The Dow Jones Industrial Average closed up 61.91 points (0.51 percent) at 12,169.65.
The broader S&P 500 rose 10.28 (0.83 percent) to 1,254.00, while the Nasdaq Composite gained 21.48 (0.83 percent) to 2,599.45.
Stocks were helped by new weekly data that confirmed a steady decline in jobless benefits applications, an indicator of slowing layoffs by US industry and government.
"This is great news," said Ian Shepherdson of High Frequency Economics, pointing to a solid downward trend in claims for recent weeks.

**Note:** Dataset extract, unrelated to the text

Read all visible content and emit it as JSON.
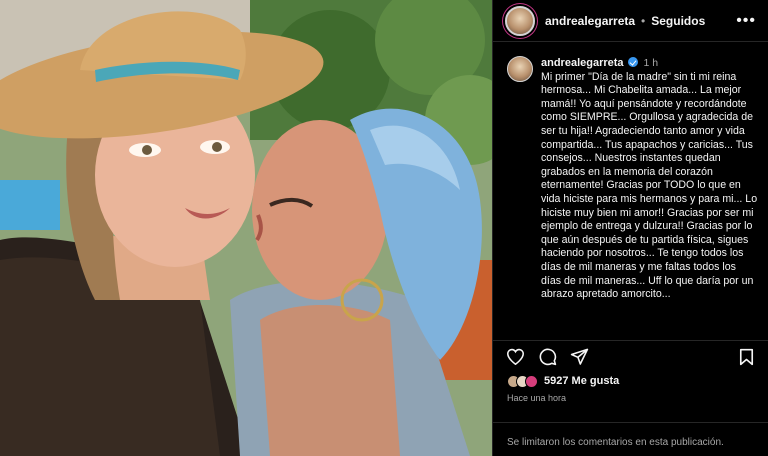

"One unexpectedly low number can easily be a fluke; two are interesting; three are telling us something real is happening in the labor market."
General Electric shares led the Dow higher, rising 3.1 percent on the day the company closed the books to new beneficiaries for its next dividend payment, which carries an annual yield of about 3.8 percent.
Shares of Mead Johnson Nutrition plunged 7.9 percent after reports suggested a possible link between its Enfamil infant formula and the death from a rare bacterial infection of a newborn boy.
The formula has not been recalled by the government but Wal-Mart pulled it from its shelves out of caution.
Big banks registered strong gains.
Bank of America shares added 5.0 percent a day after the company agreed to pay a $335 million for race-based discrimination in pricing housing loans by its mortgage subsidiary, the former Countrywide Financial.
Citigroup meanwhile pushed up 5.9 percent.
On the Nasdaq, Akamai Technologies jumped 18.5 percent on the news that it would spend $268 million to buy Cotendo for its cloud computing technology.
Bond prices rose. The yield on the 10-year Treasury fell to 1.95 percent from 1.97 percent late Wednesday, while the 30-year yield slipped to 2.98 percent from 3.00 percent.
Bond prices and yields move in opposite directions.